Jürgen, l’autre jour à Los Arcos, nous a parlé du décès de sa mère, il y a trois mois. Elle était diabétique et parkinson… n’avait plus toute sa tête… Lorsqu’elle a faibli, la famille l’a laissée partir. Jürgen pense que c’est un cadeau qu’elle lui a fait, de partir à ce moment, pour qu’il puisse s’occuper de son Camino l’esprit et le cœur en paix… AUjourd’hui, dans les derniers km avant Santo Domingo, il m’a parlé et je l’ai écouté.
Il a commencé en disant qu’il y avait eu dans sa vie des moments superbes, d’autres terribles, et qu’il y en avait qu’il aimerait oublier. Il a continué, un peu plus tard, en disant qu’il transportait deux pierres vers la Cruz Ferrata, là où l’on peut laisser quelque chose derrière soi…
Après plusieurs pas en silence, il m’a raconté qu’il a été marié pendant 17 ans avec une femme qui a été son amour pendant 25 ans… Les deux voulaient des enfants, elle a été enceinte quatre fois, ça n’a pas marché; elle a failli y passer deux fois.
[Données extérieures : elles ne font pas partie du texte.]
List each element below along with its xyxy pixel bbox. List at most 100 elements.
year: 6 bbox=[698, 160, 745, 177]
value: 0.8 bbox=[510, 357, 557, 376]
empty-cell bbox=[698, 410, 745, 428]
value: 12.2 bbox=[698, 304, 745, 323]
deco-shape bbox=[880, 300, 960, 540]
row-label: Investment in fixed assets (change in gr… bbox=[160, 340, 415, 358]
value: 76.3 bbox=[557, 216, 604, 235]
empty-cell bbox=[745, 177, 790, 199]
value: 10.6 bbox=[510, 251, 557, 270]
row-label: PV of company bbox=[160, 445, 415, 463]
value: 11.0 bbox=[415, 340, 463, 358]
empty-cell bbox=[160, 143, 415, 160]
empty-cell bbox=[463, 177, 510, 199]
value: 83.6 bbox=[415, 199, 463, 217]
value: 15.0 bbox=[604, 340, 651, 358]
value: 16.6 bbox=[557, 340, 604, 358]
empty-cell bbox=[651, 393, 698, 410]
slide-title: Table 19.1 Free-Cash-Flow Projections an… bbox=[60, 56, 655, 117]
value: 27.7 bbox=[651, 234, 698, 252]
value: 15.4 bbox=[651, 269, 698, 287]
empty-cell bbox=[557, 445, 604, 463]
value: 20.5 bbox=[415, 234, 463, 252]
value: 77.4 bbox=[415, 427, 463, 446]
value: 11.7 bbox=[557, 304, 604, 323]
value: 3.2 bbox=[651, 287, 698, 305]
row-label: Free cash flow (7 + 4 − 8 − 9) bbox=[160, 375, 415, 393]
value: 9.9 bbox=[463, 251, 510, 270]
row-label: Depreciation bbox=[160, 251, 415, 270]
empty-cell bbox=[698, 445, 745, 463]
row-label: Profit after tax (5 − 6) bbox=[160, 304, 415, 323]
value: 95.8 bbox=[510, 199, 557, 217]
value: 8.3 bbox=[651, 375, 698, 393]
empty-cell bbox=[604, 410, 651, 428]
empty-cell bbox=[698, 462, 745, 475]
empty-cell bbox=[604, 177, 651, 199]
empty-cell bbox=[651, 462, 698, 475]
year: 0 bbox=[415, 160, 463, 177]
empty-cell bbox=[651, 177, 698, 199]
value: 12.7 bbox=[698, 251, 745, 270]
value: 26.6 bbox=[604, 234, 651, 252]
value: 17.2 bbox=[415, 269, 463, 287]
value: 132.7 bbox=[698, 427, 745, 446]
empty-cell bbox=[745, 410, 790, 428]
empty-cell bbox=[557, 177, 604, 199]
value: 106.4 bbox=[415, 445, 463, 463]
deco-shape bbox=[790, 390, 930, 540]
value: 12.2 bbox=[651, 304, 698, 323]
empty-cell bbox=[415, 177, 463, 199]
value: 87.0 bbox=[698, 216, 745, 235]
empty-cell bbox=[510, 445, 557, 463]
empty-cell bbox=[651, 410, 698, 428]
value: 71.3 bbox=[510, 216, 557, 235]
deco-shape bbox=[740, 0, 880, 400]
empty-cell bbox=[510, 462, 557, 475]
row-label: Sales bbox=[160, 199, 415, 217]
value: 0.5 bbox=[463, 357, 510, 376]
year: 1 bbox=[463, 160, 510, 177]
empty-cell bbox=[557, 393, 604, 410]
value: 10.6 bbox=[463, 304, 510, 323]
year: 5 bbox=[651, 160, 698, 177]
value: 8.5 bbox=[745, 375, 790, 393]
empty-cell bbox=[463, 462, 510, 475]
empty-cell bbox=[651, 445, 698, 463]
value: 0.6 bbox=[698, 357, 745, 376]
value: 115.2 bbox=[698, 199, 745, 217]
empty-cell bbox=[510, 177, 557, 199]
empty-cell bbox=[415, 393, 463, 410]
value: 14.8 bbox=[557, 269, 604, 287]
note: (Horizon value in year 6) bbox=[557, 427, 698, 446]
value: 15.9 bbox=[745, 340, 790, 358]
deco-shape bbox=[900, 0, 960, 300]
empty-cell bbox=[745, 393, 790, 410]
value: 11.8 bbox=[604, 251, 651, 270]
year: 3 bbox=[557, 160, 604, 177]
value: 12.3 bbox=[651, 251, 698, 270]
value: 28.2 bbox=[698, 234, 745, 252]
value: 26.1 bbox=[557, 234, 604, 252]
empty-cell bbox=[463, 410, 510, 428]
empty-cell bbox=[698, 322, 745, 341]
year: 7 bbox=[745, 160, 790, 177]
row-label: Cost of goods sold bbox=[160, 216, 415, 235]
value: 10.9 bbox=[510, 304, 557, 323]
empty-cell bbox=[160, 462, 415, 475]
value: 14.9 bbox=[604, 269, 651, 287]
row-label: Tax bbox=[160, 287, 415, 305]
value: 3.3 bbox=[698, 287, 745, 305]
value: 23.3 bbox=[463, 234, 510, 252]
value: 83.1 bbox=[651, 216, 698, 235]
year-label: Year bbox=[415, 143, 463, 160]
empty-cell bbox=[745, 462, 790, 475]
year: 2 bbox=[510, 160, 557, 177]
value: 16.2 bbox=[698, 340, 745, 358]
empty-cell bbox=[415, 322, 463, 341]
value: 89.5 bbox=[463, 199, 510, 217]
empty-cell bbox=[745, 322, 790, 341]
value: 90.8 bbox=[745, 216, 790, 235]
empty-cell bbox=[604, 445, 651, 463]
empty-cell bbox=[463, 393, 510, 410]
Comme ils voulaient des enfants, ils en ont adopté deux, un fils et unne fille, en Allemagne et en Ukraine (je n’ai pas demandé qui était qui).
Jürgen reprend sur les épreuves du couple, il dit qu’on penserait que ça peut souder… mais qu’au contraire, sa femme s’est mise à parler avec une de ses amies, séparée, qui l’a emmenée en discothèque, et fait profiter de la liberté, et, et… Une fois, sa femme est venue à la maison avec un autre homme et c’,était fini.
À ce jour, il n’a pas encore compris pourquoi, et la question le hante. C’est une de ses pierres. Je lui souhaite vraiment de pouvoir se délester.
À cause des enfants (la fille a 19 ans, le fils 21 ans), ils doivent rester en contact, et il trouve ça difficile.
Il me parle de sa fille, et je sens à quel point ces deux-là s’aiment. Elle lui a écrit cinq cartes qu’il peut ouvrir au besoin. Il y en avait une pour la fête des Pères, une pour si il s’ennuie, une pour s’il veut la voir, une pour s’il renonce à son voyage avant la fin… Celle-là, il espère pouvoir la redonner scellée à sa fille.
Il me parle aussi de son fils, avec qui c’est plus difficile. Son fils agit sans réfléchir et puis en paie les conséquences; il ne m’a pas donné de détail.
Nous convenons que de trop réfléchir n’est pas bon, mais que de ne pas réfléchir du tout peut être encore plus néfaste.
Pendant une bonne partie de cette discussion, j’ai eu la gorge serrée. Cet homme a un cœur immense.
Il est rendu au moins un village plus loin. Je ne sais même pas si je vais le refoir… mais je lui souhaite de tout cœur de trouver la paix.
Il m’a permis de raconter son histoire. Il m’a aussi raconté celle de Bernhard, mais je ne sais pas si j’ai le droit de la raconter. Sauf qu’elle dit encore à quel point c’est un homme aimant. Vielen Danken, herr Jürgen, auf wiedersehen.